This is the main point of this patch. The codepoint space got shortened in Unicode at some point between v3.0 (1999) and v4.0 (2003). The reason why is expressed by the first sentence in the commit msg. The affected functions validate input coming into the subsystem from the user, which makes it a red flag that they do not do so correctly (i.e., according to a generally accepted standard). As they stand, these functions are a potential source of compatibility and security issues. The may not be a bomb, they may be a time bomb.

Note how very old the old parsing algorithm is. I made a quick grep of the kernel source for tell-tale signs of utf8 parsing to see if there's any other place where the old algorithm is still being used. I found none, and I found these which do the 0x10ffff limiting (I didn't check the "noncharacters" handling):

fs/unicode/mkutf8data.c
fs/unicode/utf8-norm.c
fs/udf/unicode.c
fs/nls/nls_base.c (has many users outside fs/)
drivers/tty/vt/keyboard.c

I didn't check, but I have no doubt that Perl implements Unicode correctly as well.

>> 2. "Noncharacters", such as U+FFFE, U+FFFF, are no longer invalid in
>>    Unicode and will be accepted.
> 
> Accepted when?

Currently, the two affected functions mark these codepoints as invalid by substituting them with the placeholder U+FFFD. After the patch, U+FFFE and U+FFFF are treated as ordinary valid codepoints.

Let me point out that I've never seen a utf8 validator where "noncharacters" were treated in a special way. Of course, there're only so many validator implementations that I have seen. Checking for iswprint()-ability is common, but that's something very different. IMHO, the validator in vt.c is not a place to pay any special regard to "noncharacters".

>> Another option was to complete the set of
>>    noncharacters (used to be just those two, now there's more) and preserve
>>    the rejection step. This is indeed what Unicode suggests (v15.1, chap.
>>    23.7) (not requires), but most codepoints are !iswprint(), so selecting
>>    just the noncharacters seemed arbitrary and futile (and unnecessary).
> 
> What is this change going to break with existing systems that were
> thinking these were invalid characters?

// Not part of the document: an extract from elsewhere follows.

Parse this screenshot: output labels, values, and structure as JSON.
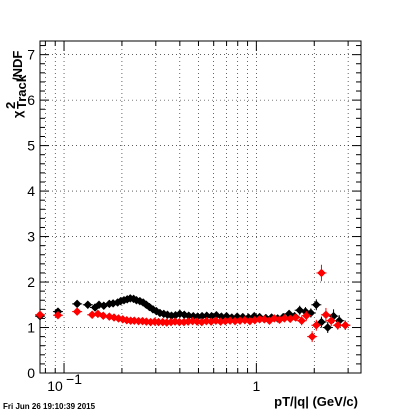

This is mostly answered above. I don't work with the kernel in a developer capacity. I found this parsing error by accident while researching some CONFIG options. I'm not qualified to say that this patch won't break anything and it would take me an abhorrent amount of time to verify that to a reasonable degree. I don't write code for kbd or other console-related userspace tools either. I ran the patched kernel for a while, played around with fonts and various TUI utilities. I found no issues. The red flag, which I talked about earlier, was _the_ reason I submitted my patch.

>> On the side:
>> 3. Corrected/improved the doc of the two functions (esp. @rescan).
> 
> Again, a separate commit.  When you have to list the changes out, that
> is a huge hint it needs to be broken up into smaller pieces.

Ok, patch v4 coming up with this removed and I'll take care of it in a subsequent submission. That'll be one truly trivial commit, though.

-rz